There's this person I keep seeing here at the library.
I know I recognize her, but I can't remember her name, or where I know her from.
I feel like she was someone who used to help me when I was in school.
I don't know if she's from my elementary or junior high school years, though.
And the worst part is, she knows me, and always says hi.
Another bad part, is that she's obviously here to help tutor someone, because she's always with someone when I see her.
And I can tell by the way she talks to them that she's there to help them learn something.
I want so badly to just ask her who she is, but I don't wanna interrupt when she's working with someone else at the time.
However, every time I get ready to leave for the day, she's already gone.
This has been going on off and on for the last few weeks now.

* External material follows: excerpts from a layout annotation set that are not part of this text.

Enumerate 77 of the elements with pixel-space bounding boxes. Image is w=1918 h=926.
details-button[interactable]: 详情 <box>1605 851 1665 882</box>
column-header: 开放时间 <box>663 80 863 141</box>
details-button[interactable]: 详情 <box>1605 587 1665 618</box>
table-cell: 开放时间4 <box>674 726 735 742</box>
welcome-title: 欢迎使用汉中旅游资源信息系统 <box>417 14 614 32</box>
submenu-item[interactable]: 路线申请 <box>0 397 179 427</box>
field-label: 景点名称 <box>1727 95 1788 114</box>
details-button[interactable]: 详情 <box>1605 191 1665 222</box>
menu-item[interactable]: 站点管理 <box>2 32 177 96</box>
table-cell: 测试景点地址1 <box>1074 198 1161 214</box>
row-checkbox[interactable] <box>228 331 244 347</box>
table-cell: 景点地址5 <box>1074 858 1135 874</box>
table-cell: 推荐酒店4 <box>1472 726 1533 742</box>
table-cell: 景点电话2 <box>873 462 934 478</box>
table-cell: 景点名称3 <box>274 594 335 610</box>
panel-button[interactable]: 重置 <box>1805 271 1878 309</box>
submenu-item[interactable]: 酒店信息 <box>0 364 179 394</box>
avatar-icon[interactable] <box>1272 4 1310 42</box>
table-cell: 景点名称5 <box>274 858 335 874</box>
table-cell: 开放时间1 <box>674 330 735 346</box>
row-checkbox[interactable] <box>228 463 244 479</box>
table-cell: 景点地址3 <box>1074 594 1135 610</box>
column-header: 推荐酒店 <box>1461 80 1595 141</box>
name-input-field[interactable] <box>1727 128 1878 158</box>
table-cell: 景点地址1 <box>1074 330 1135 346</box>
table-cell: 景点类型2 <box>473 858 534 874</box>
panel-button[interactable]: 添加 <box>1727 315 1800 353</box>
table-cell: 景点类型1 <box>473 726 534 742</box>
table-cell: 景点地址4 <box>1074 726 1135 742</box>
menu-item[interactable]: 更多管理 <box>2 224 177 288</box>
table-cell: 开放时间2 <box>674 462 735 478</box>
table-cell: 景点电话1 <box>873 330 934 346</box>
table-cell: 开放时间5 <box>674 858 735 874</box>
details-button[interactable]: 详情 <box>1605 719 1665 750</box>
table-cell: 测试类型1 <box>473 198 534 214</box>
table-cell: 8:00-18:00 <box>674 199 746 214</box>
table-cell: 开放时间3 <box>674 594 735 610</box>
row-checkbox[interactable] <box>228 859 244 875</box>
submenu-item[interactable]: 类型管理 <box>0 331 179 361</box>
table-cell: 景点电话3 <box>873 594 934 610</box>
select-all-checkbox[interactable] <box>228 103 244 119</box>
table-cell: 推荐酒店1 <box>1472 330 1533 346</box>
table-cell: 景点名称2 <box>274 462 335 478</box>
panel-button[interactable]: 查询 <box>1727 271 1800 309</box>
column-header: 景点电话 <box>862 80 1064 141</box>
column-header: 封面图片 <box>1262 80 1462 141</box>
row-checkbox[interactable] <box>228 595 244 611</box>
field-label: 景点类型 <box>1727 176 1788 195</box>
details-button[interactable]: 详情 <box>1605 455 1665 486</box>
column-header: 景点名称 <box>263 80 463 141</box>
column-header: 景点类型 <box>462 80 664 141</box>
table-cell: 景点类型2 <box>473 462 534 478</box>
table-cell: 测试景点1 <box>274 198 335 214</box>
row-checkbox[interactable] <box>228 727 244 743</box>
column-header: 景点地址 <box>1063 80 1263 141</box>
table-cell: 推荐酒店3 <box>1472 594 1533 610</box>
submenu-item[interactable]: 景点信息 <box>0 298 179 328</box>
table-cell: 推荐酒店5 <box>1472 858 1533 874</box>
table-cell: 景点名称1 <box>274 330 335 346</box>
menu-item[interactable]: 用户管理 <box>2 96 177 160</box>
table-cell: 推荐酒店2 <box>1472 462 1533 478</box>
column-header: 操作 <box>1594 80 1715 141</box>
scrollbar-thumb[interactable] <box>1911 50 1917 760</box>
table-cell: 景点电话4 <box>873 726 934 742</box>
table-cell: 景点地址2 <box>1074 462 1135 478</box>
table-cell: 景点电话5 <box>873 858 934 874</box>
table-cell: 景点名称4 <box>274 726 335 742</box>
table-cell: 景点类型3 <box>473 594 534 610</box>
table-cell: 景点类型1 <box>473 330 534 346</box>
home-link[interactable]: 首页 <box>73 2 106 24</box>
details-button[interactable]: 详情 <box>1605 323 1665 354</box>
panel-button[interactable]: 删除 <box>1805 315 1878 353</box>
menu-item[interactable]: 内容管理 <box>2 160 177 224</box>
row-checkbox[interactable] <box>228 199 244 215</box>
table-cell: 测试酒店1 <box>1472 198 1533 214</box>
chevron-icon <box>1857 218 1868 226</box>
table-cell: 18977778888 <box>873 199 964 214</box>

And yesterday, when I heard her say my name as she said hi, I knew she remembered me from somewhere.
And now, I can't stop thinking about her, because I know I've seen her before, but I just can't for my life remember where.
And, like I said above, I just wanna ask her.
I told myself that if I saw her today, that I would ask her who she was.
I would ask if I could talk to her for a bit when she was done with whoever she was talking to, then find out her name.
She knows mine, so I know I've seen her a lot before.
I have a feeling she was one of the special ed teachers who used to help me with either my reading or math when I was younger.
I just can't remember her name, though.
And just knowing that she's not here when I really want her to be, so I can get some answers, is driving me crazy.
I tried to look her up by going onto the library's website, but her picture isn't anywhere.
I tried looking her up using the name of my old elementary school, but since it was closed down in 2011, the website no longer exists.
And to make my life even harder, when I looked at the website for where I went to junior high nearly nine or ten years ago, nothing.
There were no pictures to go along with any of the names of the staff and faculty.
And I wanna ask on Facebook, but I don't know if she has it, or how I'll even come across finding her.
And because my family is only staying in our condo while our new mobile home is being set up for us, the yearbooks are still packed.
They're in boxes that are in the garage on our side of the condo we're living in at the moment.
So now, I have to wait another week or two, before I can find out through those pictures who she is, if she's even in them.
All I know is, I can still remember what her face and hair looked like.
And honestly, if I knew her name, I could say she looks the same as she did when I used to see her, if I'm right, nearly every weekday.
It just bugs the life out of me that I don't remember her name, but I know that I know her from somewhere.
Alright, if I keep talking, I'm just gonna start repeating myself more than I already have.
I said I was going to be making more posts today, and this is the first of a few more to come.
I signed on for the remaining 110 minutes, and now, there are 94 minutes remaining.
And for some reason, until I don't have anything else in my head to write, or it's time to get off and go home, I'm gonna keep writing.
So, the posts are gonna keep coming for a little while.
And if you actually read all of these, and like any of them, thank you so much!
I don't write these for views, I just write these because I wanna get thoughts that are in my head out.
And since I don't have someone to talk to, like I said in one of my previous posts, this is kinda like a diary for me.
I just write, and it's up to you whether you wanna take the time to read it or not.
First, let me just apologize for the fact that all my posts are so long.
I just really like to write, and when it comes to making points, I just talk until I think I've made it.
It's the way my brain is, and I can't change that, but I'm trying to work on it.
Like now, I can tell that I'm starting to ramble a lot more than I should.
So I'm gonna stop with this post, and get on with the next one.